Seven district closure days are proposed for each of the next two school years, an increase of two days from the 2012-2013 school year. The Vancouver School Board instituted five closure days for this school year and 10 in each of the two previous years.
Two of the days would flank Remembrance Day, creating a five-day weekend, and the other five would extend spring break in March to two weeks.
Closure days are meant to offset reported funding shortfalls from the provincial government.
The VSB projects a $24 million shortfall for the 2013-2014 school year, according to a survey about the proposed calendars for the next two years on the board's website.
School closures save the district approximately $100,000 a day, mostly from on-call employee costs, says Mike Lombardi, Vision Vancouver school board vice chair and chair of the board's management and coordinating committee. The closures could save the board $1.4 million over two years.
The board's recently released online survey about the school calendar is open until Feb. 28. Respondents are asked to identify their level of agreement with using closure days to reduce VSB costs.

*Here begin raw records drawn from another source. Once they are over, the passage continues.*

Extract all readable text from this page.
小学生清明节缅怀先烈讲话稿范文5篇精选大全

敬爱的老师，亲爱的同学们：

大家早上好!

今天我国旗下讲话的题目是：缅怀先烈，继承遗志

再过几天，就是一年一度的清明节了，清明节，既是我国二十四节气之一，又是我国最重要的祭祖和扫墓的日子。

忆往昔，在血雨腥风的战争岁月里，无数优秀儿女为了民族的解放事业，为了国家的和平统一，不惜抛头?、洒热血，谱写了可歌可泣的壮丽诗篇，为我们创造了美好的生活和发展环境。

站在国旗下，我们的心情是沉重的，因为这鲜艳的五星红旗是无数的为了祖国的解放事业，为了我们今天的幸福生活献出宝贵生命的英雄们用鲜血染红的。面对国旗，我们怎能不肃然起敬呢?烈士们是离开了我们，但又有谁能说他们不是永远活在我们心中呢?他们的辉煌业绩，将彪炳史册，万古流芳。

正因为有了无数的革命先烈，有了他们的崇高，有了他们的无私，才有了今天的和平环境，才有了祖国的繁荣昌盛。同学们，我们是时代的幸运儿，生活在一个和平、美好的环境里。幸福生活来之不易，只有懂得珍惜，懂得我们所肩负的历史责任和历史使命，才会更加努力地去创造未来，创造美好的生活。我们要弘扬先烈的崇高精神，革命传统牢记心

"We'll see what the survey says and in the end it'll be a majority decision of trustees," Lombardi said. "They'd rather have the kids have the full calendar. On the other hand, they're facing a $20-million shortfall and that amount of money would result in fewer teachers in the system, so it's going to be a tough one. But we'll listen to what the feedback is and put that into context and make a decision which we think is best for the district."
The district calendar committee, which includes representatives of employee groups, management and parents, "reluctantly supported the need for district closure days," according to the survey.
Approximately 80 minutes (16 minutes to each school day) are added each week to maintain instructional time.
Lombardi said superintendent Steve Cardwell recently told committee members, "in his view, it's not an educationally sound way to proceed and that making up for those lost days in extra minutes is not
Lombardi said substitute teachers are concerned about closures because those are days they definitely won't be called in to work.
"The [B.C.] Teachers' Federation has expressed their concern about that," he said, adding, "We've also noticed that there have been fewer absences throughout the year."
Lombardi noted the board is concerned about potentially increased childcare costs for parents and reported increased costs for non-profit groups that support vulnerable students.
The school board gave KidSafe, which offers supervised activities for students of inner city schools when school isn't in session, a $25,000 grant last year to alleviate some of the strain.
The school calendar also calls for four common non-instructional, or professional development, days and two that would be flexible. Vacation and closure days are the same for each school district-wide.
The management and coordinating committee will discuss the calendars Feb. 12. The board will make a decision March 4.